En vérité : La charte du renouveau

Moïse DOSSOUMOU 30 juillet 2018

Le terrain vient d’être balisé pour la réforme du système partisan. En politique, jusqu’à nouvel ordre, plus rien ne sera comme avant. En adoptant ce jeudi 26 juillet 2018, la loi n°2018-23 portant Charte des partis politiques en République du Bénin, l’Assemblée nationale a manifesté sa volonté de procéder quelque peu à l’assainissement des mœurs politiques. Louis Vlavonou et ses pairs initiateurs de cette proposition de loi peuvent se féliciter d’avoir convaincu leurs collègues de rompre avec le passé. Lorsque ce texte de loi aura fini le tour du circuit législatif avec l’étape de la promulgation, la recomposition des forces politiques, déjà en cours, s’imposera à tous. Soit les formations politiques traditionnelles acceptent de faire peau neuve avec le concours d’autres alliés, soit elles assisteront impuissantes à leur requiem. Presque à l’unanimité, les élus du peuple s’inscrivent dans une nouvelle dynamique, celle de la réforme du système partisan.
Composée de 70 articles répartis en 8 titres, cette loi vient mettre un terme à la création de la pléthore de partis politiques qui poussent de terre comme des champignons. Dépourvues d’une assise nationale, la plupart de ces formations politiques n’ont de fiefs que des quartiers, villages, quartiers de ville et arrondissements. Dans le meilleur des cas, leur influence s’étend au niveau de la commune et du département. On peut compter du bout des doigts les partis politiques qui réalisent des prouesses électorales dans plusieurs départements. Contrairement à l’ancienne charte des partis politiques qui n’exigeait que 120 militants au plan national pour la création d’un parti politique, il faudra désormais réunir 1155 membres fondateurs à raison de 15 par commune. Ce bouleversement vient donner du tournis au personnel politique habitué à donner naissance aux mouvements politiques pour un oui ou pour un non. A présent, il leur faudra négocier autrement leur survie.
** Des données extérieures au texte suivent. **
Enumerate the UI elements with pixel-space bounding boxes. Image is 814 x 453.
Avec cette nouvelle loi, la Commission électorale nationale autonome (Cena) se targue le privilège de contrôler le financement public des partis politiques. Dorénavant, « seuls les partis politiques ayant obtenu, lors des élections législatives précédant l’exercice au cours duquel le financement est acquis pour la durée de la législature, un nombre de députés correspondant à un cinquième (1/5) du nombre de députés composant l’Assemblée nationale et provenant d’un nombre de circonscriptions électorales équivalant au minimum au quart (1/4) du nombre total des circonscriptions, peuvent bénéficier du financement public ». Pour bénéficier de l’appui financier de l’Etat, les partis politiques ne peuvent pas se soustraire à ces deux exigences légales cumulatives. La loi est dure, mais c’est la loi. Les acteurs politiques devront faire sous peu une nouvelle expérience en conjuguant leurs efforts. Il ne leur sera plus possible d’évoluer en rangs dispersés comme cela a toujours été le cas depuis le renouveau démocratique.
C’est un fait que les députés adhèrent à la réforme du système partisan prôné par le chef de l’Etat. Déjà en 2015, lors de sa prise de fonction, Adrien Houngbédji insistait sur l’impérieuse nécessité pour le personnel politique de sortir des sentiers battus. La volonté affichée par Patrice Talon depuis qu’il a été investi à la tête de l’Etat quant à la refonte des mœurs politiques a également été déterminante dans ce processus qui est sur le point d’aboutir. Les acteurs politiques qui ont souscrit au toilettage de la Charte des partis politiques sont face à l’épreuve de la cohésion. Au risque de disparaître, il leur faudra démontrer maintenant que « ce qui les unit est beaucoup plus fort que ce qui les divise ». Ce challenge, c’est à eux de le relever. Ils n’ont plus droit à l’erreur. Le compte à rebours a commencé.